Working with proteins

Proteins are sensitive to their environment. They may only be active in their native state, over a small pH range, and under solution conditions with a minimum quantity of electrolytes. A protein in its native state is often described as folded. A protein that is not in its native state is said to be denatured. Denatured proteins generally have no well-defined secondary structure. Many proteins denature and will not remain in solution in distilled water.

One of the more striking discoveries of the 20th century was that the native and denatured states in many proteins were interconvertible, that by careful control of solution conditions (by for example, dialyzing away a denaturing chemical), a denatured protein could be converted to native form. The issue of how proteins arrive at their native state is an important area of biochemical study, called the study of protein folding.

Through genetic engineering, researchers can alter the sequence and hence the structure, "targeting", susceptibility to regulation and other properties of a protein. The genetic sequences of different proteins may be spliced together to create "chimeric" proteins that possess properties of both. This form of tinkering represents one of the chief tools of cell and molecular biologists to change and to probe the workings of cells. Another area of protein research attempts to engineer proteins with entirely new properties or functions, a field known as protein engineering.

Protein and nutrition In carnivores protein is one of the largest component of the diet. The metabolism of proteins by the body releases ammonia, an extremely toxic substance.

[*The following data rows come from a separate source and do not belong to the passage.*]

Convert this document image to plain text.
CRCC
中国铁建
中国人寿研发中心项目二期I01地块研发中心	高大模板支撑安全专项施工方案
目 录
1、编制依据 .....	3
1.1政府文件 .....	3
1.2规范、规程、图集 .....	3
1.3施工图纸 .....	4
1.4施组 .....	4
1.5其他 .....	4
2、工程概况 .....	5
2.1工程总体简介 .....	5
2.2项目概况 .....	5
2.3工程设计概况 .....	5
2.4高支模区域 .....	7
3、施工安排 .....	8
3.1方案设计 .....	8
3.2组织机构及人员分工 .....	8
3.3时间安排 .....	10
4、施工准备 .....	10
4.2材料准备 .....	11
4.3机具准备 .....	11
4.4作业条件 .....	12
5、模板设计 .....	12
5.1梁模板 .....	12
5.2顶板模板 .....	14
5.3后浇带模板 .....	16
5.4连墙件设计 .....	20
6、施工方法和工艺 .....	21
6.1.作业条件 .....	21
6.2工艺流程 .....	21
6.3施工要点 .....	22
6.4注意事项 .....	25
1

It is then converted in the liver into urea, a much less toxic chemical, which is excreted in urine. Some animals convert it into uric acid instead.

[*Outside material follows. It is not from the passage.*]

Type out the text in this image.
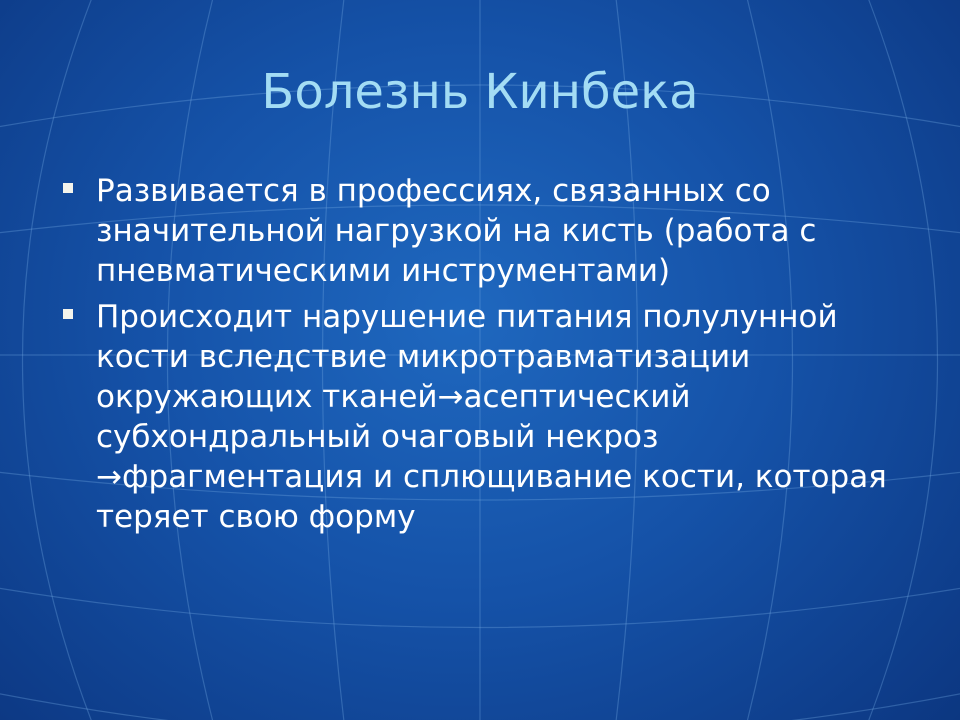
Болезнь Кинбека
Развивается в профессиях, связанных со значительной нагрузкой на кисть (работа с пневматическими инструментами)
Происходит нарушение питания полулунной кости вследствие микротравматизации окружающих тканей→асептический субхондральный очаговый некроз →фрагментация и сплющивание кости, которая теряет свою форму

Protein nutrition in humans

In terms of human nutritional needs, proteins differ in their ability to provide all eight of the amino acids (threonine, valine, tryptophan, isoleucine, leucine, lysine, phenylalanine, and methionine) that humans cannot produce themselves. While all natural foods contain all of these amino acids, some contain less of one or more of them (called limiting amino acids), which means that if this kind of protein was the only kind eaten over one or several days the body may not fully utilize all of it. Formerly, this effect was expressed in the form of the so-called biological value (BV), which has since found to be flawed and has been superseded by the PDCAAS. This measure may still be considered incomplete, since human diets, except in times of famine, almost never contain only one kind of protein - however, calculating the PDCAAS of a diet solely based on the PDCAAS of the individual constituents is impossible. This is because one food may provide an abundance of an amino acid that the other is missing, which means that in this case the PDCAAS of the diet is higher than that of any one of the constituents. To arrive at the final result, all individual amino acids would have to be taken into account, though, so the PDCAAS of each constituent is largely useless.